Ex-Cuxhavener Sören Moje erzählt: Zwischen Meermann und Menschenrettung im Mittelmeer
Der zwischenzeitliche Wahl-Cuxhavener Sören Moje ist Meermann, gleitet dann wie ein Fisch durchs Wasser. Doch er ist auch Seenotretter und Aktivist. Im Interview erzählt der 37-Jährige über sein abwechslungsreiches Leben.
Manchmal gleitet der zwischenzeitliche Wahl-Cuxhavener Sören Moje wie ein Fisch durchs Wasser - nur mit einer pinken Schwimmflosse auf dem Unterkörper.
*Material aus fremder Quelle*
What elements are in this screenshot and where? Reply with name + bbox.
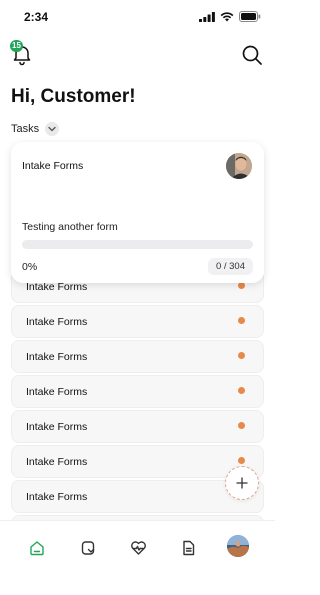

Wenn er nicht taucht, geht der Seemann seiner Arbeit auf einem Seenotrettungsschiff nach. Derzeit ist der in Stade geborene Sören Moje an Bord und rettet Menschenleben vor der Küste Italiens. Im Gespräch mit Redakteur Tim Fischer erzählt der 37-Jährige von der aktuellen Situation auf dem Mittelmeer, seinen Erlebnissen und was es mit seiner Rolle als "Merman Mo" auf sich hat.
An der Seefahrtschule Cuxhaven hat für Sie alles angefangen. Woher kam der Wunsch, zur See zu fahren?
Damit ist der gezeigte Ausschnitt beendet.